The delay specifies a minimum period before the callback will run and may have a value of 0. The period may be extended depending on other high and low priority tasks which are pending execution.

A simple demo of this is benchmarks/call_lp.py. Documentation is in the code.

call_after_ms(delay, callback, *args) Call with low priority. Positional args:

  1. delay Integer. Minimum delay in millisecs before callback runs.
  2. callback The callback to run.
  3. *args Optional positional args for the callback.

4. ESP Platforms

It should be noted that the response of the ESP8266 to hardware interrupts is remarkably slow. This also appears to apply to ESP32 platforms. Consider whether a response in the high hundreds of μs meets project requirements; also whether a priority mechanism is needed on hardware with such poor realtime performance.

5. Background

This has been discussed in detail in issue 2989.

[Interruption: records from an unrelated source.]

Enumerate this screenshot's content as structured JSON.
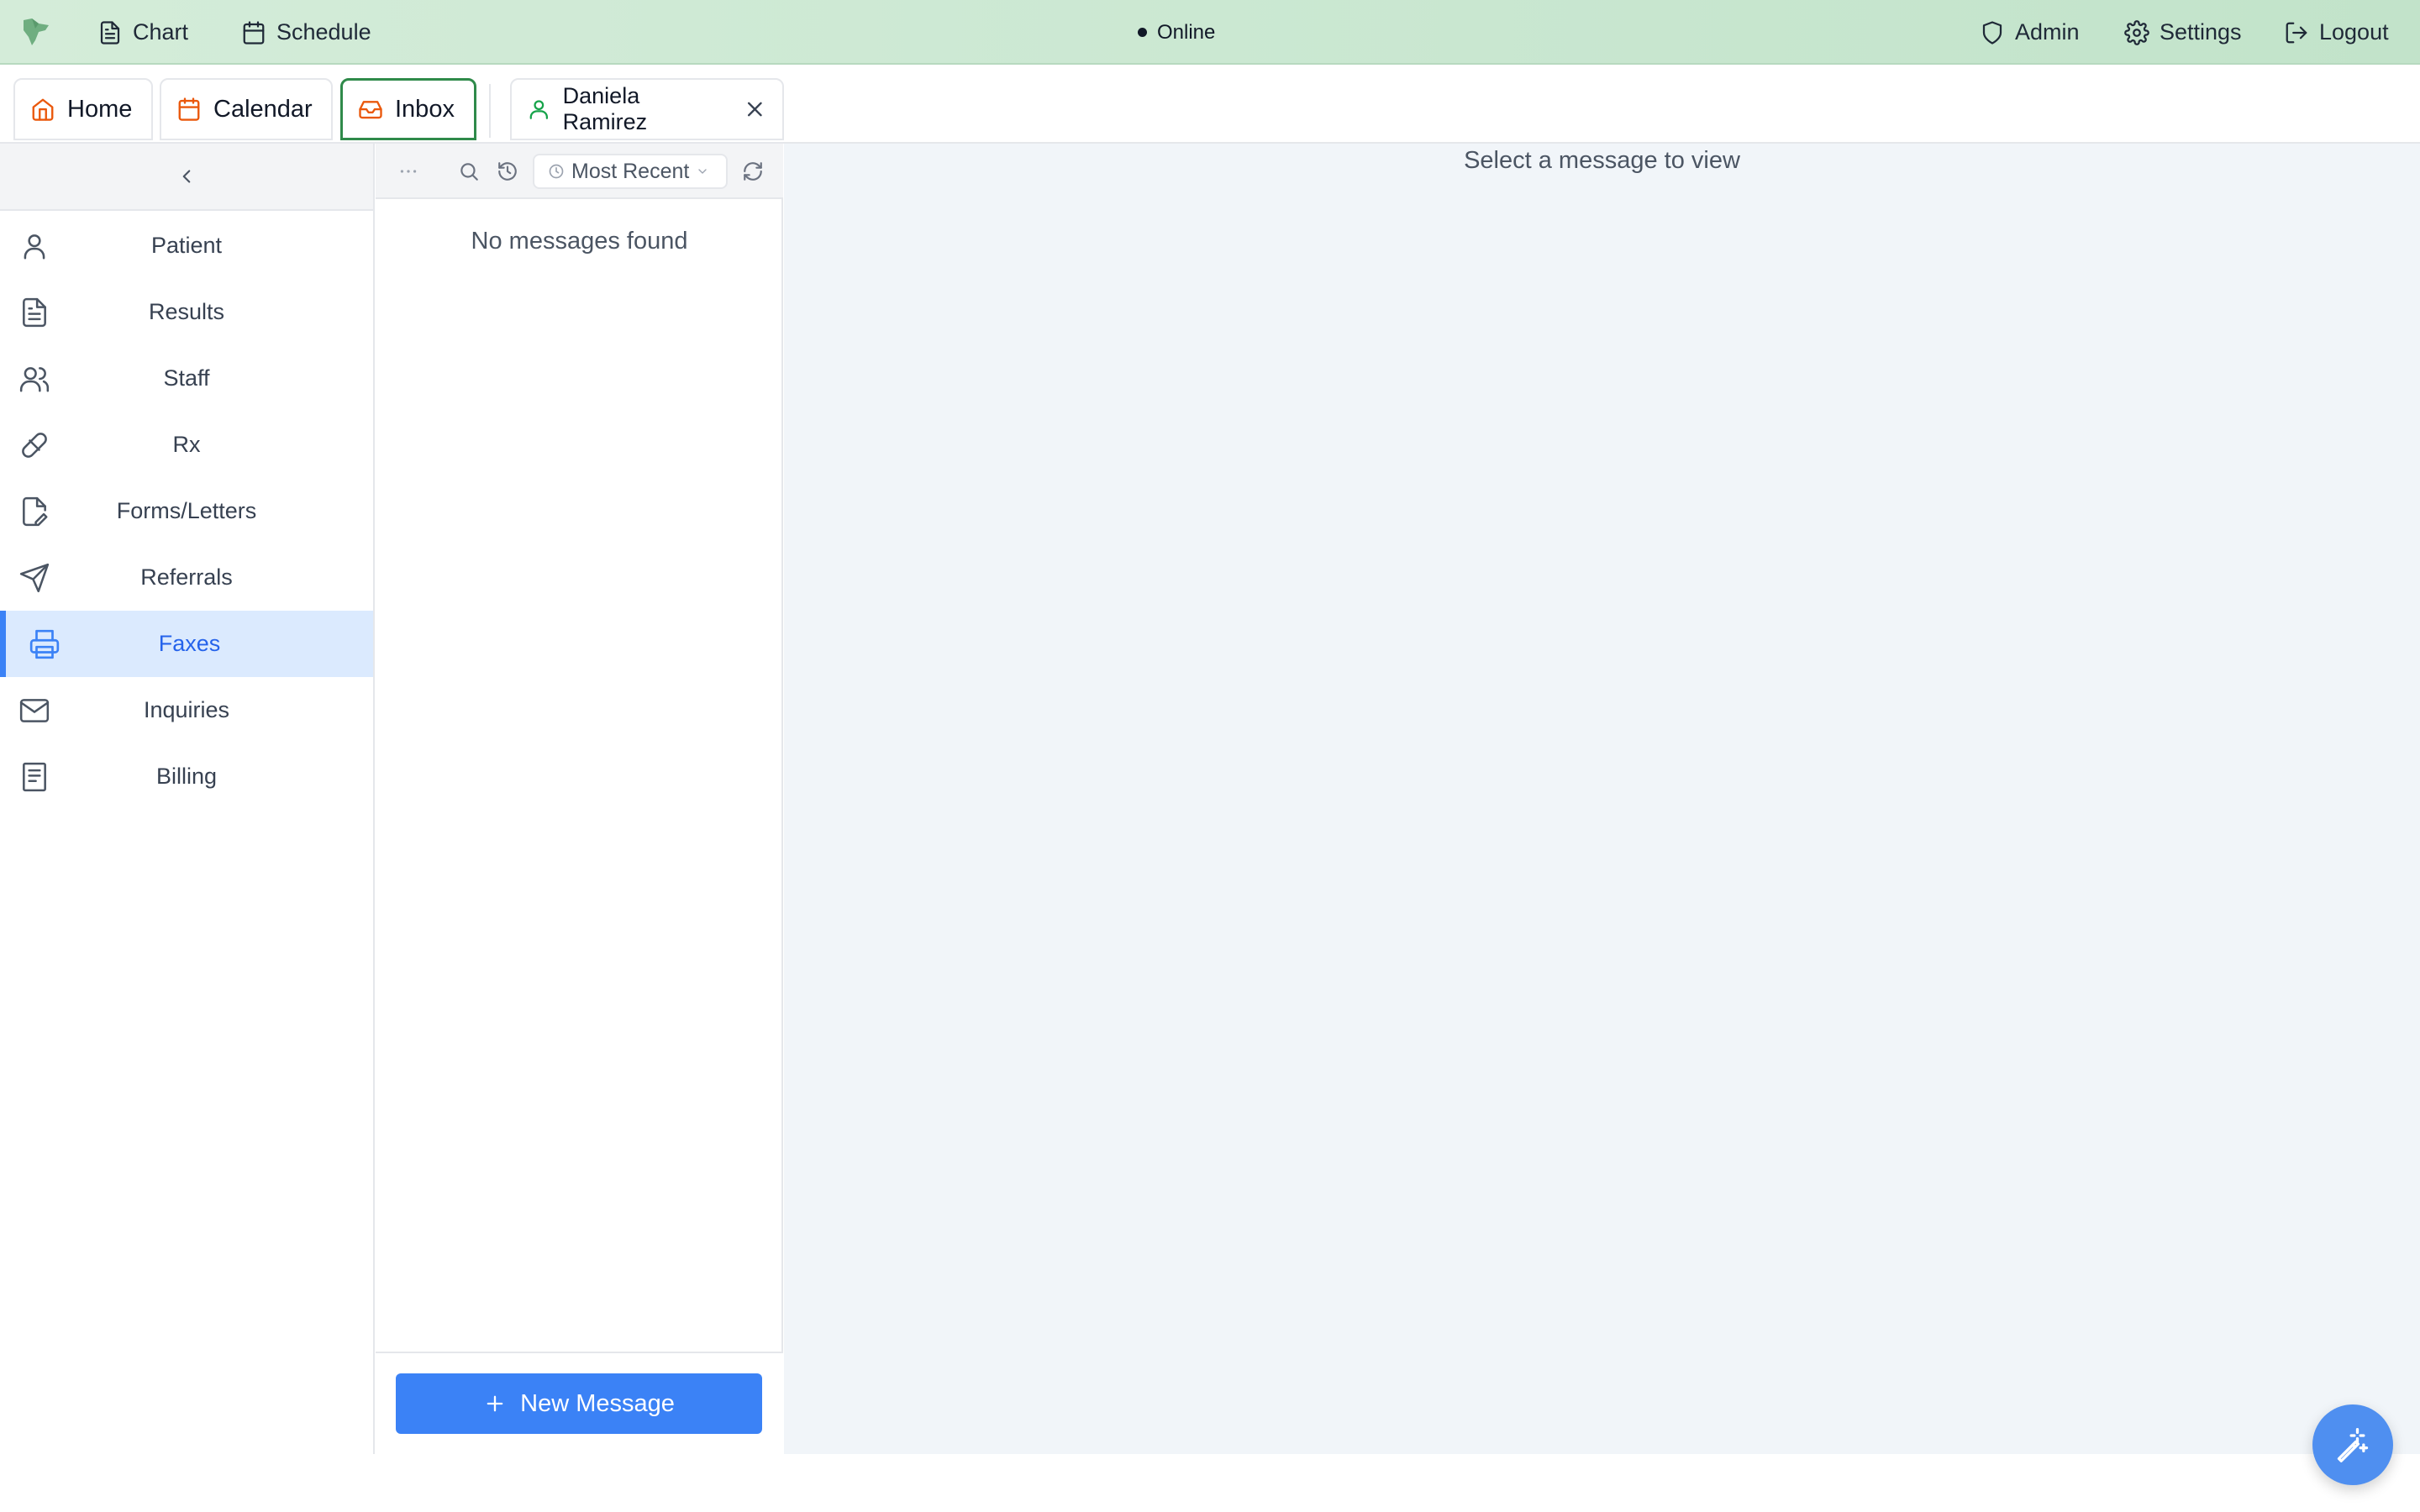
{
  "topbar": {
    "nav": [
      {
        "label": "Chart",
        "icon": "file-text-icon"
      },
      {
        "label": "Schedule",
        "icon": "calendar-icon"
      }
    ],
    "status": "Online",
    "right_nav": [
      {
        "label": "Admin",
        "icon": "shield-icon"
      },
      {
        "label": "Settings",
        "icon": "gear-icon"
      },
      {
        "label": "Logout",
        "icon": "logout-icon"
      }
    ]
  },
  "tabs": [
    {
      "label": "Home",
      "icon": "home-icon"
    },
    {
      "label": "Calendar",
      "icon": "calendar-icon"
    },
    {
      "label": "Inbox",
      "icon": "inbox-icon",
      "active": true
    }
  ],
  "patient_tab": {
    "label": "Daniela Ramirez",
    "icon": "user-icon"
  },
  "sidebar": {
    "items": [
      {
        "label": "Patient",
        "icon": "user-icon"
      },
      {
        "label": "Results",
        "icon": "document-icon"
      },
      {
        "label": "Staff",
        "icon": "users-icon"
      },
      {
        "label": "Rx",
        "icon": "pill-icon"
      },
      {
        "label": "Forms/Letters",
        "icon": "edit-document-icon"
      },
      {
        "label": "Referrals",
        "icon": "send-icon"
      },
      {
        "label": "Faxes",
        "icon": "printer-icon",
        "active": true
      },
      {
        "label": "Inquiries",
        "icon": "mail-icon"
      },
      {
        "label": "Billing",
        "icon": "receipt-icon"
      }
    ]
  },
  "message_list": {
    "sort_label": "Most Recent",
    "empty_text": "No messages found",
    "new_button_label": "New Message"
  },
  "viewer": {
    "empty_text": "Select a message to view"
  },
  "colors": {
    "accent_green": "#2f8a4a",
    "accent_blue": "#3b82f6",
    "icon_orange": "#ea580c",
    "topbar_green": "#cbe8d2"
  }
}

A further discussion on the subject of using the ioread mechanism to achieve fast scheduling took place in issue 2664.

Support was finally added here.

6. Performance

This version is designed to enable existing applications to run without change to code and to minimise the effect on raw scheduler performance in the case where the added functionality is unused.

The benchmark rate.py measures the rate at which tasks can be scheduled. It was run (on a Pyboard V1.1) under official uasyncio V2, then under this version. The benchmark rate_fastio is identical except it instantiates an I/O queue and a low priority queue. Results were as follows.

Script Uasyncio version Period (100 coros) Overhead
rate Official V2 156μs 0%
rate fast_io 162μs 3.4%
rate_fastio fast_io 206μs 32%

If an I/O queue is instantiated I/O is polled on every scheduler iteration (that is its purpose). Consequently there is a significant overhead. In practice the overhead will increase with the number of I/O devices being polled and will be determined by the efficiency of their ioctl methods.